Ella era casada, con tres hijos, y él era un dignatario eclesiástico de altísima jerarquía, nada menos que cardenal y arzobispo de Cracovia. La estrecha cercanía le generaba a ella una tormenta emocional: sus sentimientos no eran solamente amistosos.
Eran grandes amigos. Se contaban todo. Así que ella decidió escribirle no una sino varias cartas haciéndole saber la tempestad de emociones y de confusión en que se hallaba envuelta.
Él contestó: “Mi querida Teresa, he recibido tres cartas. Escribes sobre estar rota por dentro, pero no puedo encontrar ninguna respuesta a esas palabras”.
Pero encontró una respuesta. Tres meses más tarde le regaló un escapulario como símbolo de “la dimensión en que te acepto y te siento en todas partes y en todo tipo de situaciones, cuando estás cerca y cuando estás lejos”.
Se trataba de una inequívoca declaración de amor, tan profunda y hermosa como el sentimiento que ambos compartían. Sentir a alguien en todo lugar y en toda circunstancia es una experiencia maravillosa, un extraordinario regalo de Dios, como él mismo reconocía.
No sé si esa omnipresencia le provocaba constante u ocasionalmente cierta apetencia, inadmisible en virtud del voto de castidad que formulan los sacerdotes católicos y el estado civil de ella.
Lo cierto es que él no renunció a su amiga ni cuando se convirtió en el papa Juan Pablo II: recibió varias veces en El Vaticano a la filósofa estadunidense de origen polaco, Anna-Teresa Tymieniecka, cumpliendo la promesa que le hizo una vez instalado en el trono de San Pedro: “Lo recordaré todo en esta nueva fase de mi viaje”.

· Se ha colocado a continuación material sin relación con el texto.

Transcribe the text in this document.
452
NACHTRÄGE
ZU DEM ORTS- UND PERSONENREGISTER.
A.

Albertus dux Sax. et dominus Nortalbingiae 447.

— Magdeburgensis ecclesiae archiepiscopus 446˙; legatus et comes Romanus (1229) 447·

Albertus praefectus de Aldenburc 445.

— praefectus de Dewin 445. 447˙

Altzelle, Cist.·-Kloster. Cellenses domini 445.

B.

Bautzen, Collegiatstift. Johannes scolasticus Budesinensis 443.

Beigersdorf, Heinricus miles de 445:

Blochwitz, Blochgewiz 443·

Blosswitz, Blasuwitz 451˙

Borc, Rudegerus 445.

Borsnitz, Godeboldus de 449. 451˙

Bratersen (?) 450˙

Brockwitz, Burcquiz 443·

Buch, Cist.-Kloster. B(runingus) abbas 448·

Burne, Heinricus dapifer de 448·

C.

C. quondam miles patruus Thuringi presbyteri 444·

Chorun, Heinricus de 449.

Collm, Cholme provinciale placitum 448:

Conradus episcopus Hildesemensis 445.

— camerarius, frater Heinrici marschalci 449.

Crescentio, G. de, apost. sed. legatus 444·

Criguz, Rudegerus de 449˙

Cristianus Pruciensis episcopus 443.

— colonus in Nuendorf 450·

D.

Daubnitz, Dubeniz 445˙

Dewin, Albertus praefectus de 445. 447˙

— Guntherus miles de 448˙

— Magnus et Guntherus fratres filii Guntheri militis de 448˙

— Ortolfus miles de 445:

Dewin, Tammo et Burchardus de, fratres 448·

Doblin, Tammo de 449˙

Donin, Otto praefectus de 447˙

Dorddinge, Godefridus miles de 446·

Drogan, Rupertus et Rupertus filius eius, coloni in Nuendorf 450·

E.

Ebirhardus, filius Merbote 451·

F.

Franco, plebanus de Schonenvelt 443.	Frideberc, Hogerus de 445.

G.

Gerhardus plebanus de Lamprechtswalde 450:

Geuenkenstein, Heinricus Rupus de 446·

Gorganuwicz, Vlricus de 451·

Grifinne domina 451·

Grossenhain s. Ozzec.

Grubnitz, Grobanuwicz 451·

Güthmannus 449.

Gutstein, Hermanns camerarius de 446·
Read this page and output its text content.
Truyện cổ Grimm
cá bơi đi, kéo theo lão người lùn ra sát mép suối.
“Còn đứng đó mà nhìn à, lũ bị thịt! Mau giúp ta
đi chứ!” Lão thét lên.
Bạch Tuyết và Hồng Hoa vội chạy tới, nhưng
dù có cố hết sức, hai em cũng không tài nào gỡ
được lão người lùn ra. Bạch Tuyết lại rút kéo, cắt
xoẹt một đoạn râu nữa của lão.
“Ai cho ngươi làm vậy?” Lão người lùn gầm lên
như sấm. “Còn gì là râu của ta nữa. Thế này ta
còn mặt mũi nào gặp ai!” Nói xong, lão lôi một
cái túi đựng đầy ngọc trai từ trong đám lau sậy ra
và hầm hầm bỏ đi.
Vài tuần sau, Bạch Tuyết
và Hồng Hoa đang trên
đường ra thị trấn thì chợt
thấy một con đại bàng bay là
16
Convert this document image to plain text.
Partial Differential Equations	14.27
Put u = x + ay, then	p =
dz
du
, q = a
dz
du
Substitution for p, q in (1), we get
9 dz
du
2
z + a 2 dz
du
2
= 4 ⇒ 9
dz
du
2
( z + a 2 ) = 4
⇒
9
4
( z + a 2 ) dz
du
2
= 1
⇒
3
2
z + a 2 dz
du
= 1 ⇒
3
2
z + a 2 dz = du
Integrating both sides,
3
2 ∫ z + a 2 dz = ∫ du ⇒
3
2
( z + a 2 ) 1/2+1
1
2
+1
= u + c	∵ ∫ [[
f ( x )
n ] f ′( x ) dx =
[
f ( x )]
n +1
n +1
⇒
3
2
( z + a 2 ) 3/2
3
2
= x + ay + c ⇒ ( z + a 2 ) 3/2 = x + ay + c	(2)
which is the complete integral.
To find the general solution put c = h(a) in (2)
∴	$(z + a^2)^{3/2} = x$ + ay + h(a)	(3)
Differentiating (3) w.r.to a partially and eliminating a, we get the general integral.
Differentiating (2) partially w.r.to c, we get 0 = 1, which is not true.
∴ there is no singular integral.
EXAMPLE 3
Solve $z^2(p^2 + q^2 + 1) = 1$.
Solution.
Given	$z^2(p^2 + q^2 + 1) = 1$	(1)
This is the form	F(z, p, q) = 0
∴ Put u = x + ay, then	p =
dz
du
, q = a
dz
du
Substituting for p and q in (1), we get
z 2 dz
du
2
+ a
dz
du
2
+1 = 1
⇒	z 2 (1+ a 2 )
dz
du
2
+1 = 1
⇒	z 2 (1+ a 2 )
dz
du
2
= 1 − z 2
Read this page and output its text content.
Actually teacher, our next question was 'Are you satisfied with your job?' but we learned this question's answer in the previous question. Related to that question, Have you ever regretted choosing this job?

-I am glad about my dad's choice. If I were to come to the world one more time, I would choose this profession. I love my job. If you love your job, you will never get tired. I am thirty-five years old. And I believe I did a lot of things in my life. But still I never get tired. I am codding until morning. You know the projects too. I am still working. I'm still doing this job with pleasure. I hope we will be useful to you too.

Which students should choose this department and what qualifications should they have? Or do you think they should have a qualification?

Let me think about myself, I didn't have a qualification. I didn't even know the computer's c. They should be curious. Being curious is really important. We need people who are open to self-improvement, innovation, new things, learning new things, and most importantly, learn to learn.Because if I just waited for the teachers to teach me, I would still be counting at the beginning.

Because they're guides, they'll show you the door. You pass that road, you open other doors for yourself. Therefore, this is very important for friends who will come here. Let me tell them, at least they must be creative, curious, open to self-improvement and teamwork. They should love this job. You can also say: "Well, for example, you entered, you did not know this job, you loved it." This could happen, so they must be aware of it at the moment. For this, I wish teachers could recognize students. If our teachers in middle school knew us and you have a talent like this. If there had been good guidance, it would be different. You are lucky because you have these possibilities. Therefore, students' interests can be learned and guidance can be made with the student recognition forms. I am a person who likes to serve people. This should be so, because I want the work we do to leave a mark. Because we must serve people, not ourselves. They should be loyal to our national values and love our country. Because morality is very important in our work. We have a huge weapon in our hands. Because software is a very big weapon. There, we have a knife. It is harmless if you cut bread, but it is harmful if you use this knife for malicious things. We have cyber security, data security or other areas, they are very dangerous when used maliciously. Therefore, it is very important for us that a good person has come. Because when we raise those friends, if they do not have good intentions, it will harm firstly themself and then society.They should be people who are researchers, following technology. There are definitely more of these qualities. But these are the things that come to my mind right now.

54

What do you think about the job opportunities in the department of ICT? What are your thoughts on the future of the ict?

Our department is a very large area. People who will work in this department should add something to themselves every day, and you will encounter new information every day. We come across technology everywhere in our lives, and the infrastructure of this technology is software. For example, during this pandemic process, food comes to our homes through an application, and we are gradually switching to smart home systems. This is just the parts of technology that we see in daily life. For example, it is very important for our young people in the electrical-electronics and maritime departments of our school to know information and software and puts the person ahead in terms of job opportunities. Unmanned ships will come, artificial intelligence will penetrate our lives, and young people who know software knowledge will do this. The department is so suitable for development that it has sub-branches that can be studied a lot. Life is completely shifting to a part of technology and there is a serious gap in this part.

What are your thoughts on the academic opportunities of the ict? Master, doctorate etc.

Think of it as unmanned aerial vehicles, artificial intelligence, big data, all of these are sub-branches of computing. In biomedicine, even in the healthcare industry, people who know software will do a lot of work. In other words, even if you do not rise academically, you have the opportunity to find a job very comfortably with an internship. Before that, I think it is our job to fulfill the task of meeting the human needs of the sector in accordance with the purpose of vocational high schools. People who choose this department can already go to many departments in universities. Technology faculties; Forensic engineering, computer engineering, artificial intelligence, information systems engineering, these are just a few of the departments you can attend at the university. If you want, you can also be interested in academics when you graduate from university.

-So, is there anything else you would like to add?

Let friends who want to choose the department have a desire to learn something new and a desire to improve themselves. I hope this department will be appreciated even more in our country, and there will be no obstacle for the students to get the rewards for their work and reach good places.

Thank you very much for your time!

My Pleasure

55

Si lo que Anna-Teresa despertaba en Karol Wojtyla era más que el afecto amistoso y él venció la tentación en nombre de Dios honrando su voto, debemos reconocerlo como un Ulises espiritual amarrado al mástil de su fuerza de voluntad indómita, sin atender el canto de las sirenas del erotismo, ese fiero y dulce llamado de la naturaleza, de la sangre y del corazón.
Un martirologio anglosajón de mediados del siglo IX relata que, después de la ascensión de Jesús al cielo, María Magdalena —la mujer que más lo amó y a la que él más amó, sostiene Petrarca— lo añoraba tanto que “ya no podía mirar a otro hombre”, de modo que fue al desierto y allí vivió “desconocida por todos los hombres”. Jesús también la extrañaba pues, según el mismo texto, “cada día, durante las horas dedicadas a la oración, venían los ángeles y se la llevaban al cielo para nutrirla espiritualmente, depositándola después en su cueva en las rocas”.
Desde que están en el seminario, cuando los impulsos eróticos son más vehementes, a los futuros curas se les exige el celibato, impuesto cinco siglos después de Cristo, en el Concilio de Elvira. Se les priva de una de las vivencias más humanas, intensas y sublimes. En la mañana de su vida se les marchita la primavera. Se pretende que rechacen, por decirlo con palabras de Stefan Zweig, “esa materia impura que constituye la vida”.
Pero la libido sólo puede reprimirse, no cancelarse. Eros es el soplo divino que da vida y fecunda la tierra, que alivia ese vacío doloroso y esos abismos oscuros que los mortales llevamos en algún laberinto del alma y a los que a veces nos asomamos.